If disruptive initiatives like See Through Carbon succeed, this needn’t even cost you anything more than a bold decision. Supporting it by donating to its development, with no strings attached, offers you an even better story to tell.

Does Embracing still seem a naive and foolish option?

So what’s it to be? 

The reports required by the CSRD are due imminently. How companies deal with this new EU legislation is still ultimately up to them, but it won’t be long before other jurisdictions follow suit. 

Ignoring, Dodging, Pretending and Exploiting all have their pros, but all carry considerable cons. For those who prefer spreadsheets to stories, the CSRD makes these cons calculable.

Understanding how the CSRD works is a first step to compliance, but big business bosses with their eyes on the horizon rather than their next step – and who read and understand what the IPCC scientists are telling us – do have another option.

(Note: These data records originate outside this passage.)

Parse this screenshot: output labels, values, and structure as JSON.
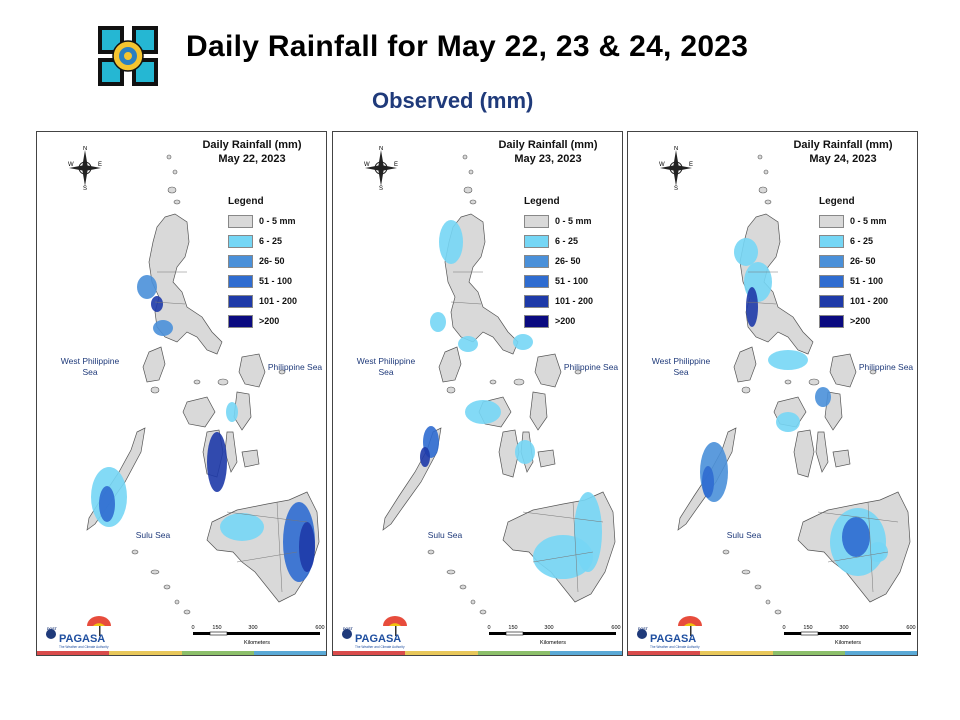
{
  "header": {
    "title": "Daily Rainfall for May 22, 23 & 24, 2023",
    "subtitle": "Observed (mm)"
  },
  "legend": {
    "title": "Legend",
    "classes": [
      {
        "label": "0 - 5 mm",
        "color": "#d9d9d9"
      },
      {
        "label": "6 - 25",
        "color": "#75d6f5"
      },
      {
        "label": "26- 50",
        "color": "#4a90d9"
      },
      {
        "label": "51 - 100",
        "color": "#2f6cd0"
      },
      {
        "label": "101 - 200",
        "color": "#1e3aa8"
      },
      {
        "label": ">200",
        "color": "#0a0a80"
      }
    ]
  },
  "panels": [
    {
      "title_line1": "Daily Rainfall (mm)",
      "title_line2": "May 22, 2023"
    },
    {
      "title_line1": "Daily Rainfall (mm)",
      "title_line2": "May 23, 2023"
    },
    {
      "title_line1": "Daily Rainfall (mm)",
      "title_line2": "May 24, 2023"
    }
  ],
  "seas": {
    "west": "West Philippine Sea",
    "east": "Philippine Sea",
    "sulu": "Sulu Sea"
  },
  "compass": {
    "n": "N",
    "s": "S",
    "e": "E",
    "w": "W"
  },
  "scale": {
    "ticks": [
      "0",
      "150",
      "300",
      "600"
    ],
    "unit": "Kilometers"
  },
  "branding": {
    "dost": "DOST",
    "name": "PAGASA",
    "tagline": "The Weather and Climate Authority"
  },
  "colors": {
    "land": "#d9d9d9",
    "outline": "#555555",
    "strip": [
      "#d94b4b",
      "#e8c75a",
      "#8cbf6a",
      "#5aa9d6"
    ]
  }
}
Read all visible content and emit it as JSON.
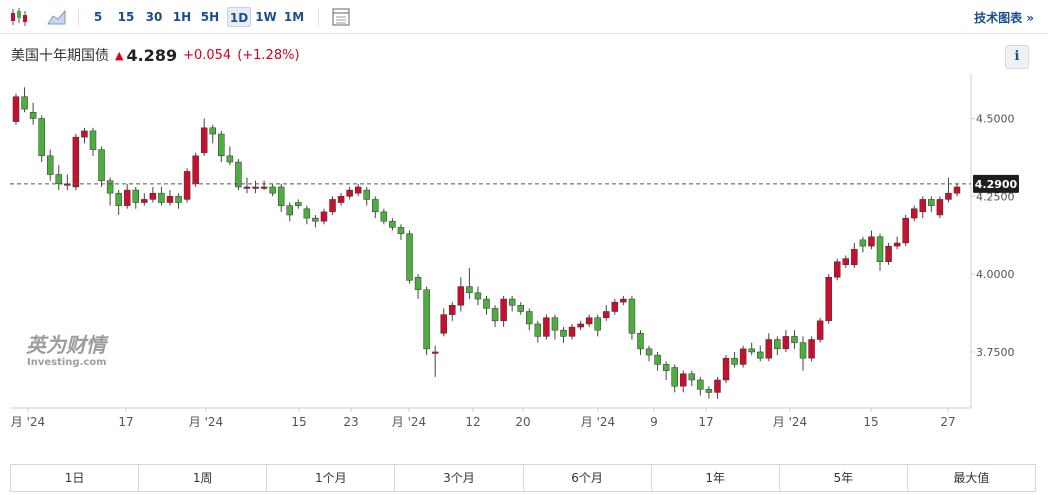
{
  "toolbar": {
    "periods": [
      "5",
      "15",
      "30",
      "1H",
      "5H",
      "1D",
      "1W",
      "1M"
    ],
    "active_period": "1D",
    "tech_chart_link": "技术图表 »"
  },
  "quote": {
    "name": "美国十年期国债",
    "price": "4.289",
    "change": "+0.054",
    "change_pct": "(+1.28%)"
  },
  "watermark": {
    "brand_cn": "英为财情",
    "brand_en": "Investing.com"
  },
  "range_buttons": [
    "1日",
    "1周",
    "1个月",
    "3个月",
    "6个月",
    "1年",
    "5年",
    "最大值"
  ],
  "colors": {
    "up": "#c8102e",
    "down": "#4caf3d",
    "accent": "#1a4e8e",
    "change": "#d0021b"
  },
  "chart_data": {
    "type": "candlestick",
    "y_axis_ticks": [
      "4.5000",
      "4.2500",
      "4.0000",
      "3.7500"
    ],
    "ylim": [
      3.57,
      4.63
    ],
    "current_value_label": "4.2900",
    "current_value": 4.29,
    "x_tick_labels": [
      "月 '24",
      "17",
      "月 '24",
      "15",
      "23",
      "月 '24",
      "12",
      "20",
      "月 '24",
      "9",
      "17",
      "月 '24",
      "15",
      "27"
    ],
    "candles": [
      [
        4.49,
        4.57,
        4.58,
        4.48
      ],
      [
        4.57,
        4.53,
        4.6,
        4.52
      ],
      [
        4.52,
        4.5,
        4.55,
        4.48
      ],
      [
        4.5,
        4.38,
        4.51,
        4.36
      ],
      [
        4.38,
        4.32,
        4.4,
        4.3
      ],
      [
        4.32,
        4.29,
        4.35,
        4.27
      ],
      [
        4.29,
        4.29,
        4.32,
        4.27
      ],
      [
        4.28,
        4.44,
        4.45,
        4.27
      ],
      [
        4.44,
        4.46,
        4.47,
        4.42
      ],
      [
        4.46,
        4.4,
        4.47,
        4.38
      ],
      [
        4.4,
        4.3,
        4.41,
        4.28
      ],
      [
        4.3,
        4.26,
        4.31,
        4.22
      ],
      [
        4.26,
        4.22,
        4.27,
        4.19
      ],
      [
        4.22,
        4.27,
        4.29,
        4.21
      ],
      [
        4.27,
        4.23,
        4.28,
        4.21
      ],
      [
        4.23,
        4.24,
        4.26,
        4.22
      ],
      [
        4.24,
        4.26,
        4.28,
        4.23
      ],
      [
        4.26,
        4.23,
        4.28,
        4.22
      ],
      [
        4.23,
        4.25,
        4.27,
        4.22
      ],
      [
        4.25,
        4.23,
        4.26,
        4.21
      ],
      [
        4.24,
        4.33,
        4.34,
        4.23
      ],
      [
        4.29,
        4.38,
        4.39,
        4.28
      ],
      [
        4.39,
        4.47,
        4.5,
        4.38
      ],
      [
        4.47,
        4.45,
        4.48,
        4.42
      ],
      [
        4.45,
        4.38,
        4.46,
        4.36
      ],
      [
        4.38,
        4.36,
        4.41,
        4.35
      ],
      [
        4.36,
        4.28,
        4.37,
        4.27
      ],
      [
        4.28,
        4.28,
        4.31,
        4.26
      ],
      [
        4.28,
        4.28,
        4.3,
        4.26
      ],
      [
        4.28,
        4.28,
        4.3,
        4.27
      ],
      [
        4.28,
        4.26,
        4.29,
        4.25
      ],
      [
        4.28,
        4.22,
        4.29,
        4.2
      ],
      [
        4.22,
        4.19,
        4.23,
        4.17
      ],
      [
        4.23,
        4.22,
        4.24,
        4.21
      ],
      [
        4.21,
        4.18,
        4.22,
        4.16
      ],
      [
        4.18,
        4.17,
        4.19,
        4.15
      ],
      [
        4.17,
        4.2,
        4.21,
        4.16
      ],
      [
        4.2,
        4.24,
        4.25,
        4.19
      ],
      [
        4.23,
        4.25,
        4.26,
        4.22
      ],
      [
        4.25,
        4.27,
        4.28,
        4.24
      ],
      [
        4.26,
        4.28,
        4.29,
        4.25
      ],
      [
        4.27,
        4.24,
        4.28,
        4.22
      ],
      [
        4.24,
        4.2,
        4.25,
        4.18
      ],
      [
        4.2,
        4.17,
        4.21,
        4.16
      ],
      [
        4.17,
        4.15,
        4.18,
        4.14
      ],
      [
        4.15,
        4.13,
        4.16,
        4.11
      ],
      [
        4.13,
        3.98,
        4.14,
        3.97
      ],
      [
        3.99,
        3.95,
        4.0,
        3.92
      ],
      [
        3.95,
        3.76,
        3.96,
        3.74
      ],
      [
        3.75,
        3.75,
        3.77,
        3.67
      ],
      [
        3.81,
        3.87,
        3.89,
        3.8
      ],
      [
        3.87,
        3.9,
        3.91,
        3.85
      ],
      [
        3.9,
        3.96,
        3.99,
        3.88
      ],
      [
        3.96,
        3.94,
        4.02,
        3.92
      ],
      [
        3.94,
        3.92,
        3.96,
        3.9
      ],
      [
        3.92,
        3.89,
        3.93,
        3.87
      ],
      [
        3.89,
        3.85,
        3.9,
        3.83
      ],
      [
        3.85,
        3.92,
        3.93,
        3.83
      ],
      [
        3.92,
        3.9,
        3.93,
        3.88
      ],
      [
        3.9,
        3.88,
        3.91,
        3.87
      ],
      [
        3.88,
        3.84,
        3.89,
        3.82
      ],
      [
        3.84,
        3.8,
        3.85,
        3.78
      ],
      [
        3.8,
        3.86,
        3.87,
        3.79
      ],
      [
        3.86,
        3.82,
        3.87,
        3.79
      ],
      [
        3.82,
        3.8,
        3.83,
        3.78
      ],
      [
        3.8,
        3.83,
        3.84,
        3.79
      ],
      [
        3.83,
        3.84,
        3.85,
        3.82
      ],
      [
        3.84,
        3.86,
        3.87,
        3.83
      ],
      [
        3.86,
        3.82,
        3.87,
        3.8
      ],
      [
        3.86,
        3.88,
        3.9,
        3.85
      ],
      [
        3.88,
        3.91,
        3.92,
        3.87
      ],
      [
        3.91,
        3.92,
        3.93,
        3.9
      ],
      [
        3.92,
        3.81,
        3.93,
        3.79
      ],
      [
        3.81,
        3.76,
        3.82,
        3.74
      ],
      [
        3.76,
        3.74,
        3.77,
        3.72
      ],
      [
        3.74,
        3.71,
        3.75,
        3.69
      ],
      [
        3.71,
        3.69,
        3.72,
        3.66
      ],
      [
        3.7,
        3.64,
        3.71,
        3.62
      ],
      [
        3.64,
        3.68,
        3.69,
        3.62
      ],
      [
        3.68,
        3.66,
        3.69,
        3.64
      ],
      [
        3.66,
        3.63,
        3.67,
        3.61
      ],
      [
        3.63,
        3.62,
        3.64,
        3.6
      ],
      [
        3.62,
        3.66,
        3.67,
        3.6
      ],
      [
        3.66,
        3.73,
        3.74,
        3.65
      ],
      [
        3.73,
        3.71,
        3.75,
        3.7
      ],
      [
        3.71,
        3.76,
        3.77,
        3.7
      ],
      [
        3.76,
        3.75,
        3.78,
        3.74
      ],
      [
        3.75,
        3.73,
        3.77,
        3.72
      ],
      [
        3.73,
        3.79,
        3.81,
        3.72
      ],
      [
        3.79,
        3.76,
        3.8,
        3.74
      ],
      [
        3.76,
        3.8,
        3.82,
        3.75
      ],
      [
        3.8,
        3.78,
        3.82,
        3.76
      ],
      [
        3.78,
        3.73,
        3.8,
        3.69
      ],
      [
        3.73,
        3.79,
        3.8,
        3.72
      ],
      [
        3.79,
        3.85,
        3.86,
        3.78
      ],
      [
        3.85,
        3.99,
        4.0,
        3.84
      ],
      [
        3.99,
        4.04,
        4.05,
        3.98
      ],
      [
        4.03,
        4.05,
        4.06,
        4.02
      ],
      [
        4.03,
        4.08,
        4.1,
        4.02
      ],
      [
        4.11,
        4.09,
        4.12,
        4.07
      ],
      [
        4.09,
        4.12,
        4.14,
        4.08
      ],
      [
        4.12,
        4.04,
        4.13,
        4.01
      ],
      [
        4.04,
        4.09,
        4.1,
        4.03
      ],
      [
        4.09,
        4.1,
        4.12,
        4.08
      ],
      [
        4.1,
        4.18,
        4.19,
        4.09
      ],
      [
        4.18,
        4.21,
        4.22,
        4.17
      ],
      [
        4.2,
        4.24,
        4.25,
        4.18
      ],
      [
        4.24,
        4.22,
        4.25,
        4.2
      ],
      [
        4.19,
        4.24,
        4.25,
        4.18
      ],
      [
        4.24,
        4.26,
        4.31,
        4.23
      ],
      [
        4.26,
        4.28,
        4.29,
        4.25
      ]
    ]
  }
}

Companies are adept at kicking the ball into the long grass, lobbying government to water down requirements or reduce punishments, and paying media to ventriloquise their manipulations.

Such responses are so commonplace, they’re seen as ‘the norm’.

But on a planet where our fossil fuel addiction already means that ‘normal’ is history, a bolder, more visionary, less defensive approach is required.

Embrace the CSRD. Embrace See Through Carbon.